Under very minimal supervision and never having used R or Rstudio before, he managed to reproduce an analysis in an rmarkdown vignette]. I think this speaks volumes, to the power of the tools and approaches we have freely available to us, of following best practice (well described in this epic Jenny Bryan blog post on project-oriented workflows), the effort the producers went to, and of course, genuine engagement by Andrew. It can work and it is rewarding!


***

I worked with Marios Andreou on a very well curated paper, submitted by Ben Marwick.

The archaeology, chronology and stratigraphy of Madjedbebe (Malakunanja II): a site in northern Australia with early occupation Clarkson et. al

The paper offered two options to reproduce the work. A completely self-contained archive version in a docker container, which Marios spun up and reproduced the analysis in, in no time. I opted for the second option, installing the analysis as a package. It did require a bit of manual dependency managing but, this was documenteted in the analysis repository README on github. This meant that all functionality developed for the analysis was available for me to explore. Presenting the analysis in a vignette also made it’s inner working much more penetrable and allowed us to interactively edit it to get a better feel of the data and how the analysis functions worked. Ultimately, not only could we reproduce the science in the paper (open for transparency), we could also satisfy ourselves with what the code was doing (open for robustness) and reuse the code (open for resuse). The only step further would be to make the functionality more generalisable.

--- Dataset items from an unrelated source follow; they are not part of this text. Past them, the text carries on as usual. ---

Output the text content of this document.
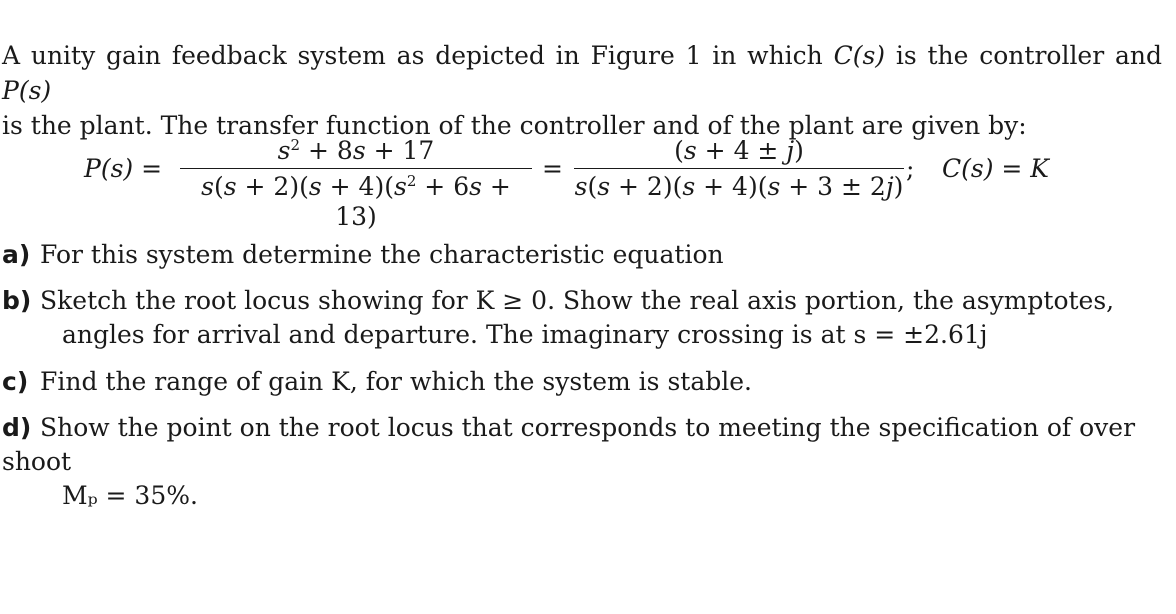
A unity gain feedback system as depicted in Figure 1 in which C(s) is the controller and P(s)
is the plant. The transfer function of the controller and of the plant are given by:
P(s) =
$s^2 + 8s + 17$
$s(s + 2)(s + 4)(s^2 + 6s + 13)$
=
(s + 4 ± j)
s(s + 2)(s + 4)(s + 3 ± 2j)
; C(s) = K
a) For this system determine the characteristic equation
b) Sketch the root locus showing for K ≥ 0. Show the real axis portion, the asymptotes,
angles for arrival and departure. The imaginary crossing is at s = ±2.61j
c) Find the range of gain K, for which the system is stable.
d) Show the point on the root locus that corresponds to meeting the specification of over shoot
Mₚ = 35%.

At the end of the session we collected some feedback about the experience, reflecting on reproducibility, the tools and approaches used, documentation and reusability. Here's the feedback we had for Ben's work.

As calls for openness are maturing, it's good to push beyond why open? to indeed, open how? open when? open for what? Different approaches to how a study is made "reproducible" has implications on what the openness can achieve downstream. It's probably a good time to start clarifying the remit of different approaches.


Do-athoning

On the do-athon side there were a couple of cool projects. Peter and Ali Smith worked on Visual data discovery in Open Knowledge Maps, adapting their knowledge mapping framework, Head Start, to the specific requirements of data discovery.

Tony, Lisa Mattias and Jon continued work on the, open to anyone, hyper-collaborative drafting of the "Foundations for Open Science Strategy Development" document, started at the OpenCon 2017 Do-athon.


Agile hacking

One thing I love about hacks is that you never know quite what skills you’re gonna get in the room. In our case, we got scrumaster Sven Ihnken offering to help us navigate the day. We’ve actually been agile working for the passed few months with the nascent shef dataviz team and I find it a productive way to work. So an agile hack seemed a worthy experiment. I personally thought it worked really well. It was nice to split up the day into shorter sprints and review progress around the room half way. And Sven did do a great job “buzzing” around the room, keeping us focused and engaged and ultimately, getting all our tasks from doing to done!

***


At the end of the day, we shared what we'd worked on, and settled in for the main Opencon London evening event. As the event talks went through more traditional remits of OpenCon, from public engagement to open access to literature and data, it just reiterated to me that each strand of openness is yet another way to invite people in to science. For me, inviting people all the way in, into your code and data, your entire workflow, is the bravest and most rewarding of all!